In the Old City, in particular, a drug known on the street as Termin, the brand name for Mephentermine Sulphate, a cardiac stimulant prescribed medically to treat low blood pressure, has found a parallel, unsanctioned market. There are other prescription drugs being misused for the high they produce. 

Among them Spasmo Proxyvon and its allied medicines, a drug formulated to manage labour pains in the final stages of pregnancy, as well as Valium and Nitravet, which are nominally regulated but continue to slip through the gaps.

The human cost compounds quietly. People are not just losing their lives. Their children are growing up watching and imitating, in the manner that Dr Veerender’s clinical observations have repeatedly borne out.

Data that never comes

None of this is made easier by the opacity of the agencies tasked with combating it. Requests for information sent to TGNAB, H-NEW, and Telangana’s Eagle Force – seeking data on drug seizures, arrests and convictions – have received no response. What that silence says about institutional accountability, in a state that has made enforcement a point of public pride, is a question worth pressing.

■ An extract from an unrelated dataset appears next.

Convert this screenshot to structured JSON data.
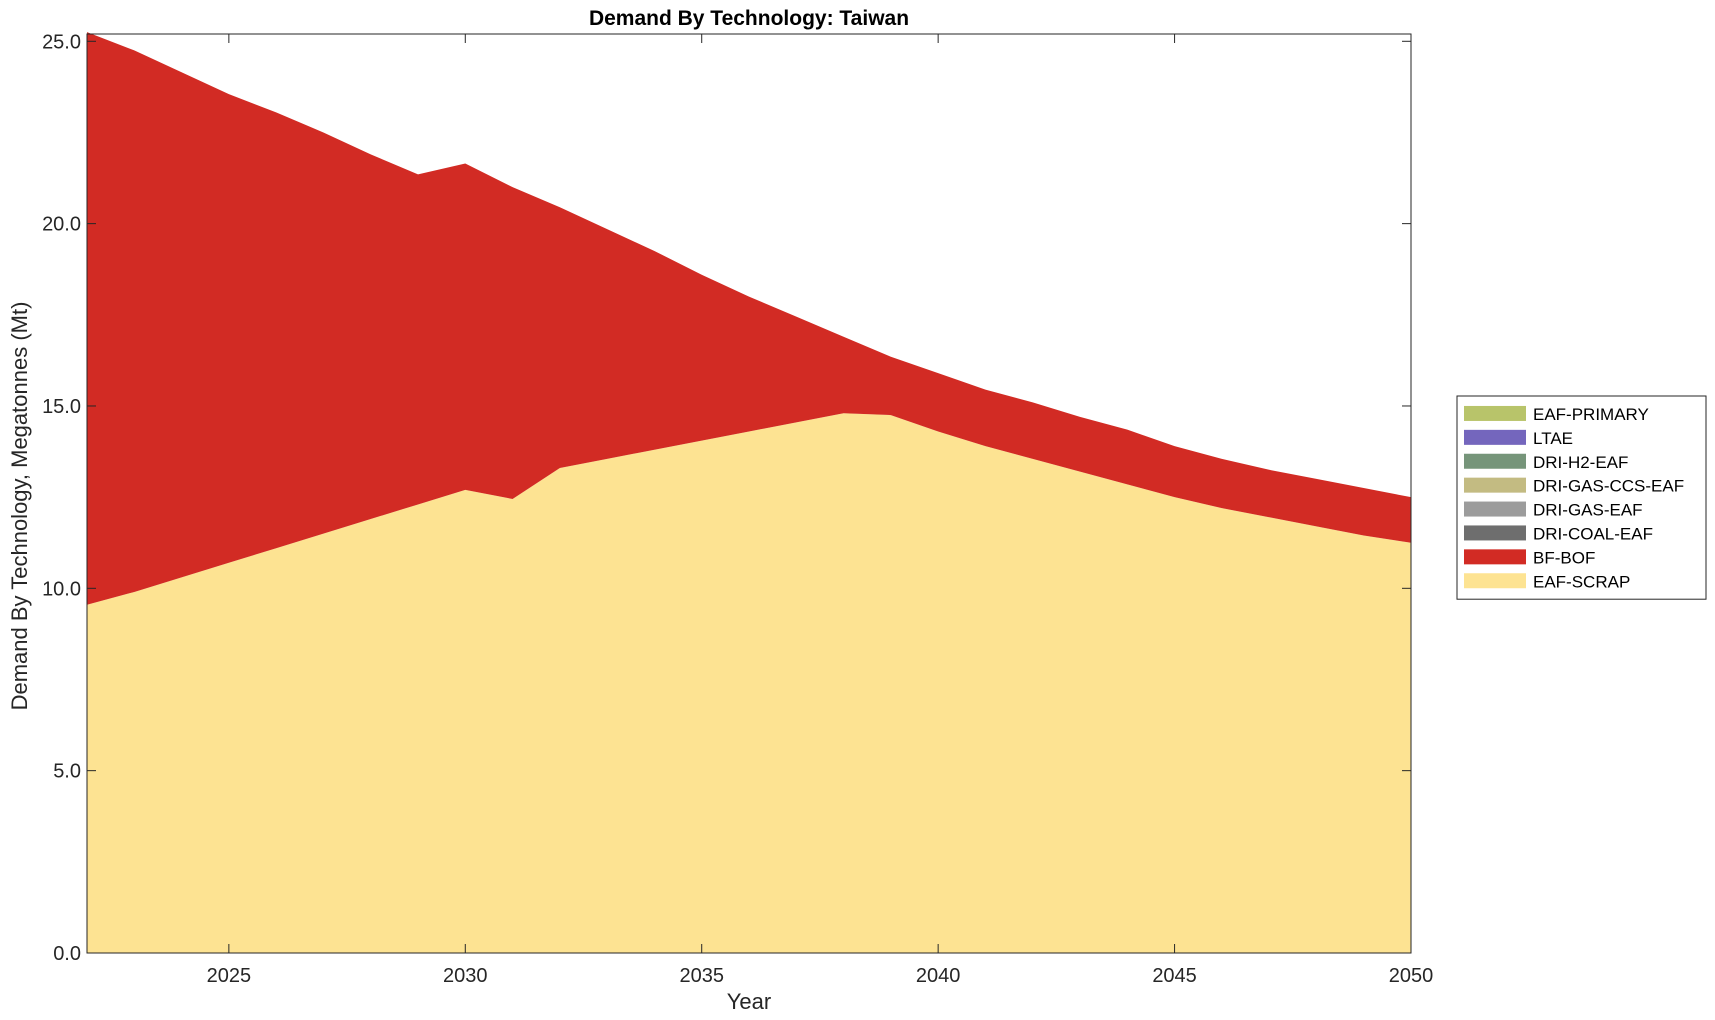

The head of one of these agencies has continued in the role past the age of superannuation and has declined all media engagement. The name is being withheld here, but the refusal to answer is not.The Congress government in Telangana has built much of its public messaging around Praja Palana – governance in the public interest. In the days ahead, that promise deserves to be tested against facts rather than slogans.

The data is a reasonable place to start.